Em virtude da ausência de corrente elétrica na região, era motivo de grande frustração para os comerciantes das vilas serranas a impossibilidade de adquirir refrigeradores para seus bares e restaurantes, ao mesmo tempo em que os pecuaristas precisavam calcular muito bem o tempo de abate do gado e das aves para que a carne e os miúdos não se deteriorassem nos açougues ou nos entrepostos espalhados por tantos vilarejos do vale do rio Santana.

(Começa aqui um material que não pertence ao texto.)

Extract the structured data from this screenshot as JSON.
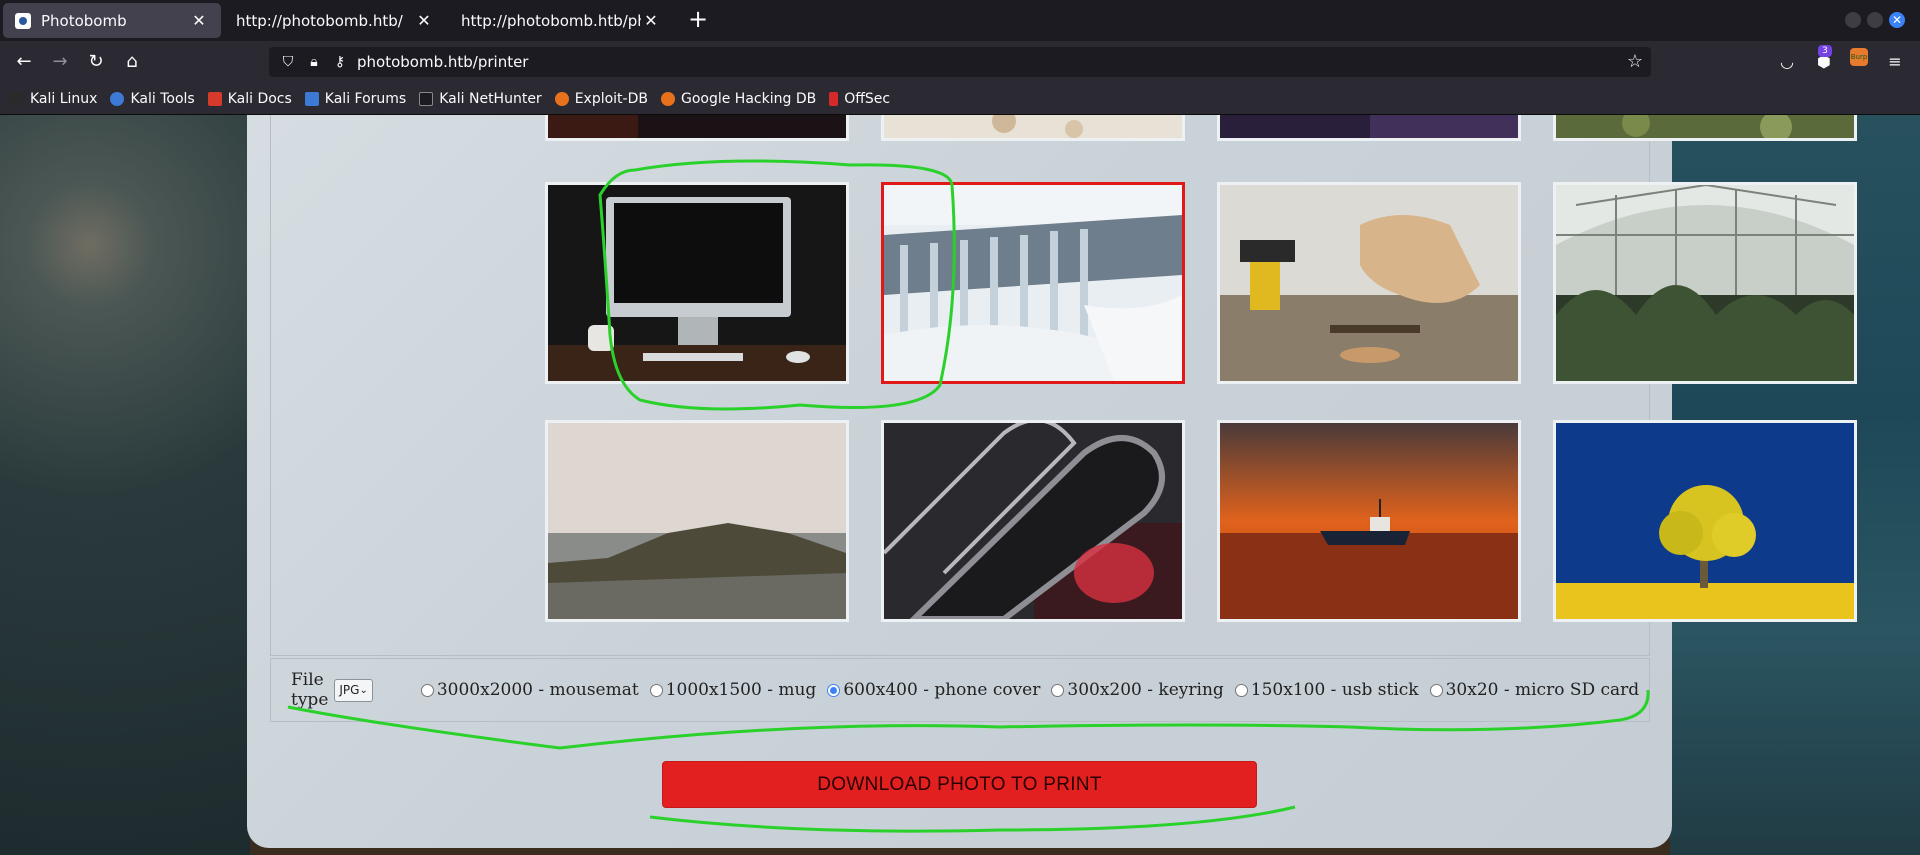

Para completar o desconforto e a monotonia daquela época tão desassistida, também não se mostrava racional o impulso de se comprar os imensos rádios de válvulas ou os elegantes gramofones elétricos lançados pela então atuante RCA Victor, que tanto furor faziam nas grandes cidades, e através dos quais a população serrana poderia se manter em contato com as notícias da capital ou ouvir alguns sucessos musicais em voga. Restava aos moradores mais abastados se contentarem com os velhos aparelhos de corda, nos quais rodavam-se os admiráveis discos de vinil de 78 rpm lançados no mercado nas primeiras décadas do século.

Às famílias de nossas pioneiras cidades não restava outra alternativa senão permanecer em suas casas após o cair da noite, jogando cartas sob a bruxuleante luz de velas, assuntando algum mexerico mais interessante ou fazendo tricô e crochê com enormes dificuldades ao lado de um lampião soturno e malcheiroso, uma vez que, pelas ruelas vazias e sombreadas de suas cidadezinhas, a fria e escura noite de inverno pertencia aos cães vadios, aos sapos coaxantes ou então aos tremeluzentes vagalumes.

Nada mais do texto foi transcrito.